Lonmin’s E2 and E3 shafts near Bapong in South Africa’s North West province have not been operational since May 3 to protect employees. Wendy Tlou, a spokeswoman for Johannesburg-based Lonmin, said by phone on Wednesday. The company so far suffered the equivalent of 40 million rands ($3 million) in lost output, she said.

In 2014 Lonmin unveiled an R546 million share transaction with the Bapo ba Mogale community as well as an R100m cash payment to the community as the company attempted to meet its black economic empowerment (BEE) targets by the end of the year.

The Lonmin deal with the community has been experiencing challenged as a result now members of the Bapo Ba Mogale community have been demanding 1 500 jobs at Lonmin’s operations, training and access to mine certain areas.

Ben Magara, has cut 6 000 jobs in the past two years to try to arrest Lonmin’s decline since taking the CEO job in 2013. He closed high-cost mining areas and reduced capital expenditure to save cash.

Tlou said, a BapoTrans bus, a joint venture between Lonmin and the community, was set alight in Bapong as part of the protest on Wednesday. The driver escaped unhurt, Mpeile Talane, a warrant officer, said by phone Thursday.

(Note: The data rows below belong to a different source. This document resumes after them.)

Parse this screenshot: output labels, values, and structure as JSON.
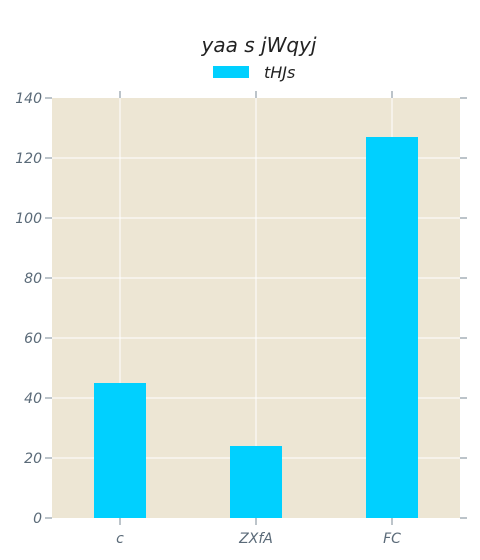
{
  "chart_data": {
    "type": "bar",
    "title": "yaa s jWqyj",
    "xlabel": "",
    "ylabel": "",
    "categories": [
      "c",
      "ZXfA",
      "FC"
    ],
    "series": [
      {
        "name": "tHJs",
        "values": [
          45,
          24,
          127
        ],
        "color": "#00d0ff"
      }
    ],
    "ylim": [
      0,
      140
    ],
    "yticks": [
      "0",
      "20",
      "40",
      "60",
      "80",
      "100",
      "120",
      "140"
    ],
    "grid": true,
    "legend_position": "top-center",
    "plot_background": "#ede6d4",
    "grid_color": "#ffffff"
  }
}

“We have been engaging with this part of the community, holding multiple meetings over the past month, but have not been able to reach a resolution,” Tlou said. “We have explained to them that we cannot hire 1,500 people given current market conditions.”

The production outage comes as Lonmin, which raised about $400 million in a life-saving rights offer in 2015, burned through 70 percent of its cash in the final quarter of last year after a low platinum price combined with falling production from its biggest shaft.

In November, Lonmin pledged to spend 1.6 billion rands on procurement from the Bapo community over the next five years. The agreement was part of a 2014 black-empowerment deal that saw the community swap royalty payments for equity in the company.